What is the scope of the ACAS Code?
The ACAS Code of practice on disciplinary and grievance procedures was most recently re-issued in 2015, though it was first published as long ago as 1977. On the disciplinary side it states that it covers both misconduct and poor performance, but does not extend to redundancy dismissals or the non-renewal of fixed-term contracts on their expiry.
Recent decisions from the Employment Appeal Tribunal have clarified that it does not apply to dismissals where there is no disciplinary element. So for example it does not apply to a dismissal on grounds of ill-health where the employee is not culpable, or to dismissals for “some other substantial reason” (for example a complete breakdown in workplace relations) where there is no disciplinary element. However its key principles may still be relevant.
What are its key principles?
The Code itself is very short, but its key principles are below:
- Deal with issues promptly: neither employers nor employees should unreasonably delay meetings, decisions or confirmation of those decisions.
- Consistency: employers and employees should act consistently.
- Investigations: employers should carry out any necessary investigations to establish the facts.
- Putting the case: employees should be informed of the “problem” and be given the opportunity to put their case before any decision is made.
- Being accompanied: employers should allow employees to be accompanied at any formal disciplinary meeting.
- Appeals: employers should allow an appeal against any formal decision made.
What is the relevance of the Code in practice?
In broad terms employment tribunals are entitled to take into account any provision of the Code which “appears to be relevant”. That is what makes it a statutory code of practice. In essence this means that in misconduct and poor performance cases it is very likely that non-compliance with the Code will lead to a finding of unfair dismissal. In addition, since 2009, employment tribunals have had power to increase any unfair dismissal award by up to 25 per cent where in their view there has been “unreasonable failure” by the employer to comply with the Code.
Employers will not be open to such a sanction in other types of dismissal where there is no disciplinary element, but the broad principles of the Code may still be relevant when assessing whether a dismissal has been unfair. So for example in a recent case involving a breakdown of relationships at work, the lack of an opportunity for the employee to put her case led to a finding of unfair dismissal, even though the tribunal had now power to uplift the compensation for breach of the Code.

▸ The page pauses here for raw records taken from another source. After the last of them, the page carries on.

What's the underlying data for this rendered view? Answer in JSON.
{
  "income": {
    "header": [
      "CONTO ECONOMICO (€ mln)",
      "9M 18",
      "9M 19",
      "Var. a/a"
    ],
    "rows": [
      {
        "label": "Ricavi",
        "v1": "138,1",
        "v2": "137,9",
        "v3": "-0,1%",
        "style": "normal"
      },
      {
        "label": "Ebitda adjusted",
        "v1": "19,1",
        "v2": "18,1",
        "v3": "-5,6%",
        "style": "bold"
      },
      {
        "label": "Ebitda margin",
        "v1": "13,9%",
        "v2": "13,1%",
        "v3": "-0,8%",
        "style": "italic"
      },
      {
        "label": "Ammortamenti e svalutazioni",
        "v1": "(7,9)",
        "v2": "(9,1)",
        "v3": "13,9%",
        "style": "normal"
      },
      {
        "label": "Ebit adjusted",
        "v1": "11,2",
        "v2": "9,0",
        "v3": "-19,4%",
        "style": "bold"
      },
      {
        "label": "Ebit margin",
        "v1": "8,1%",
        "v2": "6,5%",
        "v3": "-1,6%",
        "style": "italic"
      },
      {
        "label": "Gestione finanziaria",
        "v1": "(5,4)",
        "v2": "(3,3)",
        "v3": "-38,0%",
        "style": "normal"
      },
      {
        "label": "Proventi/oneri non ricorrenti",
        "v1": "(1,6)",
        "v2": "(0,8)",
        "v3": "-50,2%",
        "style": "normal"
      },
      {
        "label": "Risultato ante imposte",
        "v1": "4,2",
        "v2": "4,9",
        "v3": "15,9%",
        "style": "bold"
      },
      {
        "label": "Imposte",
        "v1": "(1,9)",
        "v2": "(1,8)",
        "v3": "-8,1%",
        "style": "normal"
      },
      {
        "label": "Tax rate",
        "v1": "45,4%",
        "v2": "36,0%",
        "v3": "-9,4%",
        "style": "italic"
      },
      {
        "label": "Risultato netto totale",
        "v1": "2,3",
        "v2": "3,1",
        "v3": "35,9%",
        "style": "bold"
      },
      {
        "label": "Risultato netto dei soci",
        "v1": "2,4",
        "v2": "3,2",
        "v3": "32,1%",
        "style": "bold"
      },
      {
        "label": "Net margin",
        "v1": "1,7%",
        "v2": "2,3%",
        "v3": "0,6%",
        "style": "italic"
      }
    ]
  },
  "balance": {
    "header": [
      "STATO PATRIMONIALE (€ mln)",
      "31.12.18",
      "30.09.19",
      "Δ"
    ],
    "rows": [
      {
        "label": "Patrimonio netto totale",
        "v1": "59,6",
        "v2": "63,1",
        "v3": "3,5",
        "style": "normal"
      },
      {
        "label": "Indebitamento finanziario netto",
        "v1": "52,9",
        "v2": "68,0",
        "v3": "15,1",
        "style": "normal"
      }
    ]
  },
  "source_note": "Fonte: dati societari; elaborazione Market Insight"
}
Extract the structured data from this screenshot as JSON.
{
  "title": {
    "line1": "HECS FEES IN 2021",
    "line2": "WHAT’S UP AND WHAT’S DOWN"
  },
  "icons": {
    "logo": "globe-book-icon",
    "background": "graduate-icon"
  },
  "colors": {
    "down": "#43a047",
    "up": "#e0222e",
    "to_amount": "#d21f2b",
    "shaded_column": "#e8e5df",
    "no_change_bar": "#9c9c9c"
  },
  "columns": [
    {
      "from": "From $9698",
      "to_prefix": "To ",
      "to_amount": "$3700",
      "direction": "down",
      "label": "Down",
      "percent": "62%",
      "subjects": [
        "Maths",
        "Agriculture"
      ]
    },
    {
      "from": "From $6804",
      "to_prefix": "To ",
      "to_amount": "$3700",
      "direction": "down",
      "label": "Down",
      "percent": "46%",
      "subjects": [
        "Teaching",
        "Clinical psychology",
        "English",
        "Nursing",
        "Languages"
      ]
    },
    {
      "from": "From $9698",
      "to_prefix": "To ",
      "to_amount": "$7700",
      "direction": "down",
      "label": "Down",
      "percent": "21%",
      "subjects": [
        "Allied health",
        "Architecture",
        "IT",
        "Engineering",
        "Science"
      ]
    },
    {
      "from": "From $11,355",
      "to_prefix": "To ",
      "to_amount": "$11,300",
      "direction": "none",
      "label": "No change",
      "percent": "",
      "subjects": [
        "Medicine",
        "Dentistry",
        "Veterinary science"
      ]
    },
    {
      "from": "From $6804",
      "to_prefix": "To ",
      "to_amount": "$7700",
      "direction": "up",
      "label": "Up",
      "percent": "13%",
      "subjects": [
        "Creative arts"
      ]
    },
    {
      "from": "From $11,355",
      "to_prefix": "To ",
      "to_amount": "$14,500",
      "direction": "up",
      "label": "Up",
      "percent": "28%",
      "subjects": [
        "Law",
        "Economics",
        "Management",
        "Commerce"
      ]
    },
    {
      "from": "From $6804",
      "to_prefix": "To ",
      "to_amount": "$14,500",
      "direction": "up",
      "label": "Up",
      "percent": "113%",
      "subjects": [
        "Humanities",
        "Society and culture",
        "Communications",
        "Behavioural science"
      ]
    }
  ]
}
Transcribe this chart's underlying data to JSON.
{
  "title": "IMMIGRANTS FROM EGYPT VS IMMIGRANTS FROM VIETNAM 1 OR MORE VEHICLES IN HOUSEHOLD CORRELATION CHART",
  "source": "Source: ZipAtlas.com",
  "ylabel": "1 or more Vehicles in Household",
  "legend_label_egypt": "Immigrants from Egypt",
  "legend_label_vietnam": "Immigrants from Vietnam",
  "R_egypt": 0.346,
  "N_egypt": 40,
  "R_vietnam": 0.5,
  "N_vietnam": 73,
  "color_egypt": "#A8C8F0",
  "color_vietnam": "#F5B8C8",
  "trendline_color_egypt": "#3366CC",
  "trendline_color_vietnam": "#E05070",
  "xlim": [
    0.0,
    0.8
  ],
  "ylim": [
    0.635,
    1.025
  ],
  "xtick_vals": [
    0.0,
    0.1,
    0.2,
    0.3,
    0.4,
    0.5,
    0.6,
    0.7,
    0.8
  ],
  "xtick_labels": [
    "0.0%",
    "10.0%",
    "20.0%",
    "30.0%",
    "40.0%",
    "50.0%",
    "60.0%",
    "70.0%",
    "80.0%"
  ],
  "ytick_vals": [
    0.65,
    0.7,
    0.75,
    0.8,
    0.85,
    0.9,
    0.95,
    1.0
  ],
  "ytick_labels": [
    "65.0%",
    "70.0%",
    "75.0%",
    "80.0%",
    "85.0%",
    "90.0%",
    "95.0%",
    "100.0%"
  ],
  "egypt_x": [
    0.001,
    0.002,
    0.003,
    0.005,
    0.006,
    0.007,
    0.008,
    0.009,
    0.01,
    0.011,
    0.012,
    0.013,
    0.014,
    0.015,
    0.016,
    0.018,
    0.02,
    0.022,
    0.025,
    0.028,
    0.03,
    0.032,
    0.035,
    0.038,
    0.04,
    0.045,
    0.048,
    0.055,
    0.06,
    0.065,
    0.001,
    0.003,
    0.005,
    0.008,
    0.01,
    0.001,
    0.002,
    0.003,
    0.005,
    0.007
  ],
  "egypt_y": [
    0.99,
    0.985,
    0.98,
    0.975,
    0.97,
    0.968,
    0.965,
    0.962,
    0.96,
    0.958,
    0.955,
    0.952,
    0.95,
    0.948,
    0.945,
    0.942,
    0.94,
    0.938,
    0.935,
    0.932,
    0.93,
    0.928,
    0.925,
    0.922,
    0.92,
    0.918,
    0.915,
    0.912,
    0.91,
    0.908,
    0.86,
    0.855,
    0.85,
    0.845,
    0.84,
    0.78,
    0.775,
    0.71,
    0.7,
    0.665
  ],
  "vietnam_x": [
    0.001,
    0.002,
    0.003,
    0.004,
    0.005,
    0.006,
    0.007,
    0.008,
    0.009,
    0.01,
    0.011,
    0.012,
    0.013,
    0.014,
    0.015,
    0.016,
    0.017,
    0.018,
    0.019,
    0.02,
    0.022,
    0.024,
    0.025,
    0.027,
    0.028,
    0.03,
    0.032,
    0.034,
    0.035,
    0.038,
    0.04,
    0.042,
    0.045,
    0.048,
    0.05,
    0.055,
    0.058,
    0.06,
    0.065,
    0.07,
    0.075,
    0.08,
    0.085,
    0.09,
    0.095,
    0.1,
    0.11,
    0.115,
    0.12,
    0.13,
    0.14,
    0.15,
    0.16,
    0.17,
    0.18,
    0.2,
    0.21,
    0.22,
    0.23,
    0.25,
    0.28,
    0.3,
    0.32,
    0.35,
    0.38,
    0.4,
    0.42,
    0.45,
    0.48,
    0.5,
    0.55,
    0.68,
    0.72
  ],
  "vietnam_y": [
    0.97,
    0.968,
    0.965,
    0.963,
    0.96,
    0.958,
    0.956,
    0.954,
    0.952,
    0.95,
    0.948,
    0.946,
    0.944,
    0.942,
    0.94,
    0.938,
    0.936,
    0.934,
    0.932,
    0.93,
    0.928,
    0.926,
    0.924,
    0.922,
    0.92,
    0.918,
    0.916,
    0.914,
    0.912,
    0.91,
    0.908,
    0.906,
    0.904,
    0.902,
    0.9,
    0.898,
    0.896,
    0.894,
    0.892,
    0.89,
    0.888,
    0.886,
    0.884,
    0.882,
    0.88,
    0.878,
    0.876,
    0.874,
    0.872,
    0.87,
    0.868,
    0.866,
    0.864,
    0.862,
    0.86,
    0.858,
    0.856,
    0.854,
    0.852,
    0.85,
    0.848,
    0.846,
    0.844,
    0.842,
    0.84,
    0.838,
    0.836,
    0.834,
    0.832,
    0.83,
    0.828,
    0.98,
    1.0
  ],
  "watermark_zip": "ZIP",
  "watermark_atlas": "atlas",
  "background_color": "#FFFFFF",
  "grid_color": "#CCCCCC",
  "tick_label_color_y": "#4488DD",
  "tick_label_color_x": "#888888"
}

There are also situations where an employer would be well-advised to shadow the provisions of the Code, even though a failure to do so will not of itself result in a finding of unfair dismissal. For example in a redundancy situation, it is normally regarded as best practice to allow an employee selected for redundancy a right of appeal, though failure to do this will not necessarily mean the dismissal is unfair. However, adopting best practice may persuade to tribunal to overlook other procedural shortcomings when assessing the overall fairness of the process, particularly since a properly conducted appeal can “cure” defects in the original dismissal decision.
So in short, even in non-disciplinary dismissals, employers would do well to make sure the procedures they adopt reflect the general principles of the Code which are applicable to the factual situation. That is not so surprising, given the broad nature of the test for a fair dismissal, which imports a requirement for the employer not to act unreasonably when making the decision to dismiss. Sometimes there may be commercial reasons for acting differently, but employers should be aware that doing so may increase the risk of a finding of unfair dismissal.